People in the AI world are worried. We are hearing that more and more. They need reassurance. There are huge benefits to AI. Personally, I think more transparency will help people understand what AI is and what it isn't, show them that they are protected by a robust privacy regime.
The third recommendation revolves around administrative monetary penalties. They are used only as a last resort. I'm not saying this because I want to see them used—I hope that won't be necessary—but I would like those penalties to incentivize decision-makers to make good decisions. There is a gap, though. Currently, one of the biggest violations in the bill is not subject to an administrative monetary penalty. I'm talking about contravening the provisions on legitimate business purposes. I think this is a major consideration.
The fourth recommendation deals with the broad regulatory authority being given to the government, specifically the ability to make exceptions to the act without having to demonstrate that those exceptions are necessary. That is overly broad, in my eyes. A provision in the bill even allows the government to make regulations to completely exclude an activity from the application of the act. That goes too far and must be rectified.
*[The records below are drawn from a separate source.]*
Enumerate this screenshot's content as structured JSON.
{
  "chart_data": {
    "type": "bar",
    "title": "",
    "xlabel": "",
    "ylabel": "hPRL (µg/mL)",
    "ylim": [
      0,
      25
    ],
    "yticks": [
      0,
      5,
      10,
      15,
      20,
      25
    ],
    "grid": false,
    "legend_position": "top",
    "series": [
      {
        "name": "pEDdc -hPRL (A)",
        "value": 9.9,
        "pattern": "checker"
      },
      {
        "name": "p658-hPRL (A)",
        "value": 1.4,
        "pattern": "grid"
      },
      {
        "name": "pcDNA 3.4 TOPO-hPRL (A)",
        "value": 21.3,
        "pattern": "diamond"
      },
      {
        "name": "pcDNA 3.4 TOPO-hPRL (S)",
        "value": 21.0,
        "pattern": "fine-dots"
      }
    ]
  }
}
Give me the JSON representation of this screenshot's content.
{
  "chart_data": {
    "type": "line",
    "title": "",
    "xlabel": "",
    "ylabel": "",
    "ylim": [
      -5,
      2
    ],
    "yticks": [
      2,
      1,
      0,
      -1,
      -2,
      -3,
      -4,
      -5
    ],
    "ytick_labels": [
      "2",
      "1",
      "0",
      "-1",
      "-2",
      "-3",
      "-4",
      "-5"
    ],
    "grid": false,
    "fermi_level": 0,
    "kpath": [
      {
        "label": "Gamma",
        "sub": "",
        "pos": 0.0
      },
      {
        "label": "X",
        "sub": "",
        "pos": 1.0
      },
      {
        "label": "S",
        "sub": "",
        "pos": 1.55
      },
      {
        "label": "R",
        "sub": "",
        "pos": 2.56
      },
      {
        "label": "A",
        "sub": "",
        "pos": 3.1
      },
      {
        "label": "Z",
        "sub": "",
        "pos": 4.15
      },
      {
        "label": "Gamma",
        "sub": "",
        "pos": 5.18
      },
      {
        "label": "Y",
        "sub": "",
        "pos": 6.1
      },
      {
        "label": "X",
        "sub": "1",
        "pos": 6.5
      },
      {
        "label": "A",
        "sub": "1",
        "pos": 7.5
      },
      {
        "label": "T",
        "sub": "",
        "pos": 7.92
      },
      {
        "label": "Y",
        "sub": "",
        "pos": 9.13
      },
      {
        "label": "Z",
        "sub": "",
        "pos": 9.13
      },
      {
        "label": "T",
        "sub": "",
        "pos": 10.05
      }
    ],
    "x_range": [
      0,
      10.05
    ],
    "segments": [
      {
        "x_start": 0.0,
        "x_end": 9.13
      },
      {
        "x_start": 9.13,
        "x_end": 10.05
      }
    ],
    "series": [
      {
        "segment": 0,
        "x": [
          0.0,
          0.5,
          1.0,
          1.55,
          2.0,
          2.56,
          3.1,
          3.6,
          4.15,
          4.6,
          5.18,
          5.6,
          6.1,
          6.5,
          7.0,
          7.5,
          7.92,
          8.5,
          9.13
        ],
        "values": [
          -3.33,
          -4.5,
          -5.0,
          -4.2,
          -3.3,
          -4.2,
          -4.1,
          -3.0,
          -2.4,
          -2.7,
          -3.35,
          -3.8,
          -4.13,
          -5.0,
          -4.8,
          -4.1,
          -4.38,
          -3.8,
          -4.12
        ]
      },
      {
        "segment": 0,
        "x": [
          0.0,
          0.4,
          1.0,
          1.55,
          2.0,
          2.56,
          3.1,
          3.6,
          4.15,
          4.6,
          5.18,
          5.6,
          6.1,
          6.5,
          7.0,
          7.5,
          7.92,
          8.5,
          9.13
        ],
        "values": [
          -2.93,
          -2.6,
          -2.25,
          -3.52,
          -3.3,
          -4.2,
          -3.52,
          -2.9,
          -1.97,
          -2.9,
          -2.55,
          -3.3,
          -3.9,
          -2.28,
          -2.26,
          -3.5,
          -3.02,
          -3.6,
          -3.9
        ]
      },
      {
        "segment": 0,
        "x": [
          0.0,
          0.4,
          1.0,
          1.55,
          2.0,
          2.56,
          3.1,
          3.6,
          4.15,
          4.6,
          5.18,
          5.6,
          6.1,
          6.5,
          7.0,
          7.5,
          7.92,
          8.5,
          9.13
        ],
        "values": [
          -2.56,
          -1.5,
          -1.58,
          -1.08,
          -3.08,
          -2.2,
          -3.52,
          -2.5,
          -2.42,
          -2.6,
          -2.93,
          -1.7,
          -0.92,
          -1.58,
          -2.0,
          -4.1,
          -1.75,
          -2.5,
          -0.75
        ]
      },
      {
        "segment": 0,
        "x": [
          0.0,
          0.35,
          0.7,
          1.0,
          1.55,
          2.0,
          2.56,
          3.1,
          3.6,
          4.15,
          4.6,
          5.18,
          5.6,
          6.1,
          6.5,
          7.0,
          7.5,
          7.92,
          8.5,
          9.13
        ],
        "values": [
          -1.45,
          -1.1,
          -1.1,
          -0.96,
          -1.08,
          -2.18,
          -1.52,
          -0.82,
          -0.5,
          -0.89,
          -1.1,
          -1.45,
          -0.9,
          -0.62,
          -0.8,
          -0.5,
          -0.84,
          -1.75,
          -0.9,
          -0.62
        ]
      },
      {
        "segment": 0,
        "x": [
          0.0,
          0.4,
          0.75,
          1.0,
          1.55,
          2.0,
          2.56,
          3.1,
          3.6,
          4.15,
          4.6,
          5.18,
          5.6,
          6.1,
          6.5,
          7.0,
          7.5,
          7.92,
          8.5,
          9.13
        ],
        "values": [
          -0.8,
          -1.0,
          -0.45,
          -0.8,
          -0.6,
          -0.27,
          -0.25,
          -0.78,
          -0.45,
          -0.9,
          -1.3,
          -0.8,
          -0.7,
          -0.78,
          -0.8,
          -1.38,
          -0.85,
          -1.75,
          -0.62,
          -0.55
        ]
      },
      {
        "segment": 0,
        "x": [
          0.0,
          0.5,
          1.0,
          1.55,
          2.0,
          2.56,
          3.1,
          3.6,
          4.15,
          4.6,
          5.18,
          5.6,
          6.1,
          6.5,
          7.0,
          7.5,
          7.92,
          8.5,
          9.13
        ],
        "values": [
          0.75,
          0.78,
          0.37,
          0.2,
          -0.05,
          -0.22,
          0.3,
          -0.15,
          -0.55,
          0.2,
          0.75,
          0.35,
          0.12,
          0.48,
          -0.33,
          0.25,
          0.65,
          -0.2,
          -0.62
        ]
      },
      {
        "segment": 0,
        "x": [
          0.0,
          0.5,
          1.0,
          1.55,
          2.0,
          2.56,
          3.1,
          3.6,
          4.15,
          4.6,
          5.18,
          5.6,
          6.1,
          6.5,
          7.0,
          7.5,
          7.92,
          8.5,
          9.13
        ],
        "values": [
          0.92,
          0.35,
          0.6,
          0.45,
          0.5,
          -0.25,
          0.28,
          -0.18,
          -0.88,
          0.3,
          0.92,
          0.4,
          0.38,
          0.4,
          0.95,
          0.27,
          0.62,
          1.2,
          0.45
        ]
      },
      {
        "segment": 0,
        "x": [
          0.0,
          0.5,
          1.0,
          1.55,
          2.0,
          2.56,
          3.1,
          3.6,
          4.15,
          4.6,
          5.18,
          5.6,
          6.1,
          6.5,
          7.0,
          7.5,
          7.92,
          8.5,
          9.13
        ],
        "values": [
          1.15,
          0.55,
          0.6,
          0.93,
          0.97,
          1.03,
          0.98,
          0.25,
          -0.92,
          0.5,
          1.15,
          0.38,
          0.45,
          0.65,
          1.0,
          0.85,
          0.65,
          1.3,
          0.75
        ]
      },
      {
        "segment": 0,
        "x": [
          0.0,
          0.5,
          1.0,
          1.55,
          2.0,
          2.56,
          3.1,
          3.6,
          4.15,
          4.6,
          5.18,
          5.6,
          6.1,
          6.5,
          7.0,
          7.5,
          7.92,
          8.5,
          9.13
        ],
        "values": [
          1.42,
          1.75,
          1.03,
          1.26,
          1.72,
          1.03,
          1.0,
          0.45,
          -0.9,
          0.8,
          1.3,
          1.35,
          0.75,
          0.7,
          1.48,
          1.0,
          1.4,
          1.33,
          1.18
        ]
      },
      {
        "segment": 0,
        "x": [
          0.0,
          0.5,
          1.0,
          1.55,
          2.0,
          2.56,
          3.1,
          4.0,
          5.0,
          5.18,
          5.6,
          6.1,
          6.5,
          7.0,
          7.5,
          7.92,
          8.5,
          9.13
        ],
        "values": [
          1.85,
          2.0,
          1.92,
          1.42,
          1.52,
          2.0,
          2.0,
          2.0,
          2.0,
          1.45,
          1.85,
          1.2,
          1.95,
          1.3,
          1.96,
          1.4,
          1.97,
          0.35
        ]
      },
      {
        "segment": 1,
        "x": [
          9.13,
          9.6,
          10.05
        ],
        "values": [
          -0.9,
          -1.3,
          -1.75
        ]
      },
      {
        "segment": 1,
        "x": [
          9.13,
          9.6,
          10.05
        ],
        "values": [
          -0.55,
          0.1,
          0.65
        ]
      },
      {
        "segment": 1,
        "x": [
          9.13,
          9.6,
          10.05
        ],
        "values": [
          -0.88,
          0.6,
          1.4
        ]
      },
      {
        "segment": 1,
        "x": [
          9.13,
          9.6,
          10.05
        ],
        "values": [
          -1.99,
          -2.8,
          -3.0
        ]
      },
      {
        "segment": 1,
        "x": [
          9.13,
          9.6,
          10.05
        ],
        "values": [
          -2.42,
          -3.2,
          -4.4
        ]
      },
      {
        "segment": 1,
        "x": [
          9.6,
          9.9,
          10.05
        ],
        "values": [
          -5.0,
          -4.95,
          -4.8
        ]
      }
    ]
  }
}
The fifth and final recommendation proposes the creation of a tribunal as another layer of review. This would lead to a longer more expensive process and require the creation of a new structure. This diverges from the regimes in Quebec, Europe and other jurisdictions. Here's what I recommend: if a tribunal is set up, its decisions should be reviewed directly by the court of appeal. That would add a layer of review while removing another. The other option is to follow other models by giving my office the authority to issue fines and making those decisions reviewable by the usual court, as is the case in most regimes.